There’s this current debacle going on at home involving us and
the hospital
and the
insurance company
. The insurance company, after happily processing all submitted bills related to maternity care, suddenly, when faced with The Whopper (i.e. hospitalization and the actual delivery and birth) said, “hold on, we think this is pre-existing. If it’s pre-existing, we don’t have to pay.” And we looked at the portion they said we’d have to pay and I had to put my head between my knees and breathe into a paper bag. There have been phone calls to the insurance company and to the hospital and conference calls and more breathing into paper bags, and looking at the Unpaid Total and wanting to weep.

And so in despair I flipped open
the local newspaper
to the classifieds and saw, lit with a celestial glow, an ad for…A WRITER. Full time. With benefits. Hello. I’m a writer. Okay, my last journalism experience happened in high school and they probably would want me to report on the Wooden Boat Festival without adding colorful alien invasions or Bigfoot sightings to make things more interesting. But it’s an actual job I’m almost sort of qualified for. With benefits. As long as hard-hitting journalism consisting of “why does the border patrol care about the Port Angeles Farmer’s Market? Obama loves organic vegetables,”doesn’t make the editor weep and say I’m not supposed to be writing opinion pieces. Or fiction.

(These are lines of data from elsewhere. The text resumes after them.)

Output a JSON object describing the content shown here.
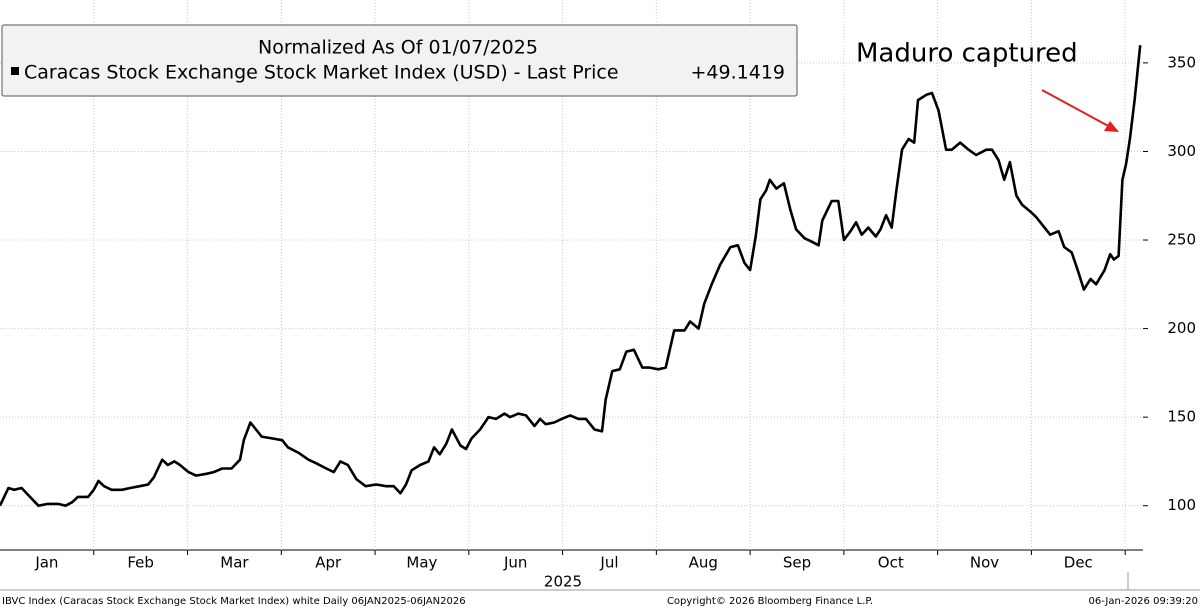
{
  "chart_data": {
    "type": "line",
    "legend_title": "Normalized As Of 01/07/2025",
    "annotation": "Maduro captured",
    "xlabel": "2025",
    "footer_left": "IBVC Index (Caracas Stock Exchange Stock Market Index) white Daily 06JAN2025-06JAN2026",
    "footer_center": "Copyright© 2026 Bloomberg Finance L.P.",
    "footer_right": "06-Jan-2026 09:39:20",
    "last_value": {
      "value": 49.1419,
      "label": "+49.1419"
    },
    "xlim": [
      0,
      12.19
    ],
    "xticks": [
      {
        "value": 0.5,
        "label": "Jan"
      },
      {
        "value": 1.5,
        "label": "Feb"
      },
      {
        "value": 2.5,
        "label": "Mar"
      },
      {
        "value": 3.5,
        "label": "Apr"
      },
      {
        "value": 4.5,
        "label": "May"
      },
      {
        "value": 5.5,
        "label": "Jun"
      },
      {
        "value": 6.5,
        "label": "Jul"
      },
      {
        "value": 7.5,
        "label": "Aug"
      },
      {
        "value": 8.5,
        "label": "Sep"
      },
      {
        "value": 9.5,
        "label": "Oct"
      },
      {
        "value": 10.5,
        "label": "Nov"
      },
      {
        "value": 11.5,
        "label": "Dec"
      }
    ],
    "xgrid": [
      1,
      2,
      3,
      4,
      5,
      6,
      7,
      8,
      9,
      10,
      11,
      12
    ],
    "ylim": [
      75,
      385.5
    ],
    "yticks": [
      100,
      150,
      200,
      250,
      300,
      350
    ],
    "grid": true,
    "x": [
      0,
      0.09,
      0.15,
      0.23,
      0.32,
      0.41,
      0.51,
      0.62,
      0.7,
      0.77,
      0.83,
      0.94,
      1.0,
      1.05,
      1.11,
      1.19,
      1.3,
      1.39,
      1.49,
      1.58,
      1.64,
      1.73,
      1.79,
      1.86,
      1.92,
      2.01,
      2.09,
      2.2,
      2.28,
      2.37,
      2.47,
      2.56,
      2.6,
      2.67,
      2.73,
      2.79,
      2.9,
      3.01,
      3.07,
      3.18,
      3.29,
      3.37,
      3.48,
      3.56,
      3.63,
      3.71,
      3.8,
      3.9,
      4.01,
      4.12,
      4.2,
      4.27,
      4.33,
      4.39,
      4.48,
      4.57,
      4.63,
      4.69,
      4.76,
      4.82,
      4.91,
      4.97,
      5.03,
      5.12,
      5.21,
      5.29,
      5.38,
      5.44,
      5.53,
      5.61,
      5.7,
      5.76,
      5.82,
      5.91,
      5.99,
      6.08,
      6.17,
      6.25,
      6.34,
      6.42,
      6.46,
      6.53,
      6.61,
      6.68,
      6.76,
      6.85,
      6.93,
      7.02,
      7.1,
      7.19,
      7.3,
      7.36,
      7.45,
      7.51,
      7.59,
      7.68,
      7.79,
      7.87,
      7.94,
      8.0,
      8.06,
      8.11,
      8.17,
      8.21,
      8.28,
      8.36,
      8.43,
      8.49,
      8.58,
      8.66,
      8.73,
      8.77,
      8.87,
      8.94,
      9.0,
      9.07,
      9.13,
      9.19,
      9.26,
      9.34,
      9.39,
      9.45,
      9.51,
      9.56,
      9.62,
      9.69,
      9.75,
      9.79,
      9.88,
      9.94,
      10.01,
      10.09,
      10.15,
      10.24,
      10.33,
      10.41,
      10.52,
      10.58,
      10.65,
      10.71,
      10.77,
      10.84,
      10.9,
      10.99,
      11.05,
      11.14,
      11.2,
      11.29,
      11.35,
      11.43,
      11.5,
      11.56,
      11.63,
      11.69,
      11.78,
      11.84,
      11.88,
      11.93,
      11.97,
      12.01,
      12.05,
      12.1,
      12.16
    ],
    "series": [
      {
        "name": "Caracas Stock Exchange Stock Market Index (USD) - Last Price",
        "color": "#000000",
        "values": [
          100,
          110,
          109,
          110,
          105,
          100,
          101,
          101,
          100,
          102,
          105,
          105,
          109,
          114,
          111,
          109,
          109,
          110,
          111,
          112,
          116,
          126,
          123,
          125,
          123,
          119,
          117,
          118,
          119,
          121,
          121,
          126,
          137,
          147,
          143,
          139,
          138,
          137,
          133,
          130,
          126,
          124,
          121,
          119,
          125,
          123,
          115,
          111,
          112,
          111,
          111,
          107,
          112,
          120,
          123,
          125,
          133,
          129,
          135,
          143,
          134,
          132,
          138,
          143,
          150,
          149,
          152,
          150,
          152,
          151,
          145,
          149,
          146,
          147,
          149,
          151,
          149,
          149,
          143,
          142,
          160,
          176,
          177,
          187,
          188,
          178,
          178,
          177,
          178,
          199,
          199,
          204,
          200,
          214,
          225,
          236,
          246,
          247,
          237,
          233,
          252,
          273,
          278,
          284,
          279,
          282,
          267,
          256,
          251,
          249,
          247,
          261,
          272,
          272,
          250,
          255,
          260,
          253,
          257,
          252,
          256,
          264,
          257,
          278,
          301,
          307,
          305,
          329,
          332,
          333,
          323,
          301,
          301,
          305,
          301,
          298,
          301,
          301,
          295,
          284,
          294,
          275,
          270,
          266,
          263,
          257,
          253,
          255,
          246,
          243,
          232,
          222,
          228,
          225,
          233,
          242,
          239,
          241,
          284,
          293,
          307,
          329,
          360
        ]
      }
    ]
  }
}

See, as soon as I thought about it, I thought about how I would actually do this job, and really, I had to ask: would I hire me? Because these are the things I think about the local news: that sea lion on Highway 101, was it drunk at the time it decided to go for a walk and then resist arrest? The salal harvest permit number, was it arrived at after taking environmental impact factors into consideration, and by that I mean, the possibility of loss of habitat for Bigfoot resulting in more Jefferson County Bigfoot sightings?

Honestly, I’m not sure I’d hire me. But I’m really entertaining myself thinking about what I could bring to local journalism.